# Focus: Magnetic Field Flips Miniature Origami

Published November 11, 2011  |  Physics 4, 93 (2011)  |  DOI: 10.1103/Physics.4.93

#### Instability of the Origami of a Ferrofluid Drop in a Magnetic Field

Timothée Jamin, Charlotte Py, and Eric Falcon

Published November 11, 2011
T. Jamin/CNRS Paris Diderot Univ.

A membrane wrapped around a ferrofluid droplet changes shape as a vertical magnetic field increases, eventually flipping into a new configuration when the field strength reaches a critical value.

In the technique known as capillary origami, the surface tension of a drop of liquid folds a small flexible membrane into a desired shape. Researchers reporting in Physical Review Letters augment the technique with a new trick: By using a fluid that is susceptible to magnetic forces, they can actively control the shape of the folded object as it forms. They also discovered an unexpected instability in which the membrane switches abruptly from one shape to another. The method could be used in the future to control the shape of a micromechanical component during the operation of a device.

In the original demonstration of capillary origami (see video from 11 April 2007 Focus story), surface tension caused a thin membrane cut into a flowerlike pattern to wrap itself around a drop of water placed upon it, creating a boxlike structure. For a given membrane pattern and water drop size, elementary physics determined the three-dimensional structure produced.

Timothée Jamin, Charlotte Py, and Eric Falcon, of the French National Center for Scientific Research (CNRS) and Paris Diderot University, have now worked a variation on this method by substituting a so-called ferrofluid for the drop of water. In their experiments, the ferrofluid was a suspension in water of nanometer-sized particles of maghemite (${\text{Fe}}_{2}{\text{O}}_{3}$). Placed in a vertical magnetic field of steadily increasing strength, a globule of this ferrofluid grew taller, going from a roughly spherical shape into a conical form with the vertex at the top, and finally into an object resembling a bullet standing on end.

In a series of tests, the researchers placed single drops of the ferrofluid onto membranes of a rubbery material (polydimethylsiloxane) that was between $50$ and $100\phantom{\rule{0.333em}{0ex}}\text{micrometers}$ thick and cut into equilateral triangles $5$ to $15\phantom{\rule{0.333em}{0ex}}\text{millimeters}$ on a side. In each case, in the absence of a magnetic field, the triangle curled up around the droplet, so that its corners met. As before, applying a magnetic field distended the ferrofluid drop, but with the membrane clinging to its sides, the drop grew into an approximately triangular pyramid whose height increased with the strength of the field.
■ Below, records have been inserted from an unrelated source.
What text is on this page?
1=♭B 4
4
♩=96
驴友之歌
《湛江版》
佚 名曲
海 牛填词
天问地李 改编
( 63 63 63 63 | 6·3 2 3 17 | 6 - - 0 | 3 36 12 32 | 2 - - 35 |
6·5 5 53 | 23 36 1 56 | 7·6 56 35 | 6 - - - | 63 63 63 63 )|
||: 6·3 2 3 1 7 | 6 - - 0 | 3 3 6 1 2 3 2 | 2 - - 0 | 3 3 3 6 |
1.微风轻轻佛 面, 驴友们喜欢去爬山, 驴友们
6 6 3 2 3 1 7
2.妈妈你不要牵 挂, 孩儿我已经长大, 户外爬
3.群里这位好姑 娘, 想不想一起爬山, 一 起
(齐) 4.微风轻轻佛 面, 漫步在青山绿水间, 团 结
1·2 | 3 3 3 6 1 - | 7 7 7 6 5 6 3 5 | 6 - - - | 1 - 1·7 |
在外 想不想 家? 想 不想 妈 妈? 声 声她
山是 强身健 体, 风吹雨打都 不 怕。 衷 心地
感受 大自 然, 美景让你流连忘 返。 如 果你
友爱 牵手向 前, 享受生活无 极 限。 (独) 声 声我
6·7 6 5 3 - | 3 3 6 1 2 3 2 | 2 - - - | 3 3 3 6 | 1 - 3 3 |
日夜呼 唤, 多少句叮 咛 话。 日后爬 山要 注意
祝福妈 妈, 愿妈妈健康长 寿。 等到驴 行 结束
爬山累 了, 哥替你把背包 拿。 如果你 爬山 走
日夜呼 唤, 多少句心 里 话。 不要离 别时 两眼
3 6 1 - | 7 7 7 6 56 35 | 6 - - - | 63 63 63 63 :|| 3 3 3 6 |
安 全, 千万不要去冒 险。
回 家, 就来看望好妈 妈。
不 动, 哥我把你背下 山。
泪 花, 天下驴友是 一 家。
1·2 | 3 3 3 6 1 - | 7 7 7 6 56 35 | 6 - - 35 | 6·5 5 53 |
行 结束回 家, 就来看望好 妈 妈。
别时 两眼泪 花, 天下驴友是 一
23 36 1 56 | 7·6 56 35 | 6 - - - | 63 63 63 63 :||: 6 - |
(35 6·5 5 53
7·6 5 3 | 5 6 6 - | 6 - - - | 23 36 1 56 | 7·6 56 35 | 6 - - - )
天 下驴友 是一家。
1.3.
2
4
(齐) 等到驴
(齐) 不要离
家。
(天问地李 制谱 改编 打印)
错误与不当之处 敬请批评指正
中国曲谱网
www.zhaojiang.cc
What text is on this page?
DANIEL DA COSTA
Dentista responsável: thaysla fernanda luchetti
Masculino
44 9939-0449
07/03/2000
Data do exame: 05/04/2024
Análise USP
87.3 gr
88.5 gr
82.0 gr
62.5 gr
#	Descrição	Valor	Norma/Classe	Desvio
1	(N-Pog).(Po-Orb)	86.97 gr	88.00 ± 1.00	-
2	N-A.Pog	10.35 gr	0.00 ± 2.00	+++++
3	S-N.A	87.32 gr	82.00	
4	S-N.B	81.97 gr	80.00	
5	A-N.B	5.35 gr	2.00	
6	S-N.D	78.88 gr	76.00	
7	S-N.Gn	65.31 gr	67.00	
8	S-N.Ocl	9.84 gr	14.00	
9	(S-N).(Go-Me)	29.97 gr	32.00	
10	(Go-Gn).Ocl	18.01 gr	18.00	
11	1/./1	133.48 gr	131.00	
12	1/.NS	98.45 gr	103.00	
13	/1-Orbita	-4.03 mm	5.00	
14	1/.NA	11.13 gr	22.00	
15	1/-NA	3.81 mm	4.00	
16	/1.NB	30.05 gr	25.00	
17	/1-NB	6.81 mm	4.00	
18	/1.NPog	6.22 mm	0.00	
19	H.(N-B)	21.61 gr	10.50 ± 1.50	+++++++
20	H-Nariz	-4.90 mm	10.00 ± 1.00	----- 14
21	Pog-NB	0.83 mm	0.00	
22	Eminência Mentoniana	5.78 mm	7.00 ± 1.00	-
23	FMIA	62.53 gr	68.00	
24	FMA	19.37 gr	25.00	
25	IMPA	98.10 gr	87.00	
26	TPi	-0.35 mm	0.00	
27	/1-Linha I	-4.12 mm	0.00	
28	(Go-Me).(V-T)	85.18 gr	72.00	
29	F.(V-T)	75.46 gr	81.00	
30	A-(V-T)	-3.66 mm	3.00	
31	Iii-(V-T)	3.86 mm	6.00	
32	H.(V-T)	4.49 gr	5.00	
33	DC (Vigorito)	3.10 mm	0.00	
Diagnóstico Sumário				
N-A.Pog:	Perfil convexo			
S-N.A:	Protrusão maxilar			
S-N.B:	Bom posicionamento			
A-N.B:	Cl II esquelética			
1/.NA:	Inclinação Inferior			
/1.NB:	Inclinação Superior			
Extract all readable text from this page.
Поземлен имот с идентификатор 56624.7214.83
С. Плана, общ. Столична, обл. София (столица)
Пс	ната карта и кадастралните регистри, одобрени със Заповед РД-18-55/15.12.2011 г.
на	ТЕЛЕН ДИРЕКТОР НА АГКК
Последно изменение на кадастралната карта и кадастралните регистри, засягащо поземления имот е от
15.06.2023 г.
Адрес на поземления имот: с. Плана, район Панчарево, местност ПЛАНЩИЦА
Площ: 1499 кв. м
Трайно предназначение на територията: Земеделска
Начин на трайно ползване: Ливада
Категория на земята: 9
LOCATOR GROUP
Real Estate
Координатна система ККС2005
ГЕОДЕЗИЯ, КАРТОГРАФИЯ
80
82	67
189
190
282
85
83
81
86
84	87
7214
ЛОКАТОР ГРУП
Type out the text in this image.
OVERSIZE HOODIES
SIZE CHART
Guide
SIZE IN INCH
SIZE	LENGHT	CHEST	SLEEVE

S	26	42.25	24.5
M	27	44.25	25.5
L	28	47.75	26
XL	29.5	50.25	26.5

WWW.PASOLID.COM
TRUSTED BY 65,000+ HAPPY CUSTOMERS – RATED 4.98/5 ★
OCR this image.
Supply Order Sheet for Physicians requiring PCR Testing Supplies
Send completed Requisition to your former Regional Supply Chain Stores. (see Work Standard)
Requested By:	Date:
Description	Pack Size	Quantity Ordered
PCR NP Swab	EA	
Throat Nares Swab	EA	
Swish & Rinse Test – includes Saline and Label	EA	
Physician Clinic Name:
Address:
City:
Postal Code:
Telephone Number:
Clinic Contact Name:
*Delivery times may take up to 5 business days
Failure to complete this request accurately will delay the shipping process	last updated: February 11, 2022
However, the surface tension between the membrane and the ferrofluid prevented the fluid pyramid from growing as high as it would on its own. As the magnetic field strength grew and the pyramid tried to become taller and narrower, it became harder for the membrane to wrap around it in a smooth way. At a critical value of the field strength, the system suddenly resolved by flipping into a new configuration. The base of the pyramid switched from the center of the triangular membrane toward one of its corners, and it transformed into a taller circular cone, rebalancing the magnetic and gravitational forces. At the same time, the membrane climbed higher up the cone and wrapped around it in a new configuration.

“This is a fascinating twist on the capillary origami story—as the ferrofluid tries to elongate vertically out of the clutches of its pyramidal wrapper, the wrapper suddenly slips itself around into a new lower-stress shape,” says Glen McHale of Nottingham Trent University in England.

The critical magnetic field strength for this “overturning” instability depends on the size of the fluid drop and membrane, the authors found. The method lends itself to miniaturization, Falcon says, because the required field strengths would be lower for smaller origami systems. “It thus could provide a useful tool for making $3$D microstructure shapes and for dynamically changing their shapes by means of a magnetic field.”

McHale notes that practical applications of the technique may be complicated by the fact that the instability is not reversible—that is, when the magnetic field is decreased, the membrane folds over into a different shape than the one it had at the start. Still, he says, “I love the experiment.”

–David Lindley

David Lindley is a freelance writer in Alexandria, Virginia, and author of Uncertainty: Einstein, Heisenberg, Bohr and the Struggle for the Soul of Science (Doubleday, 2007).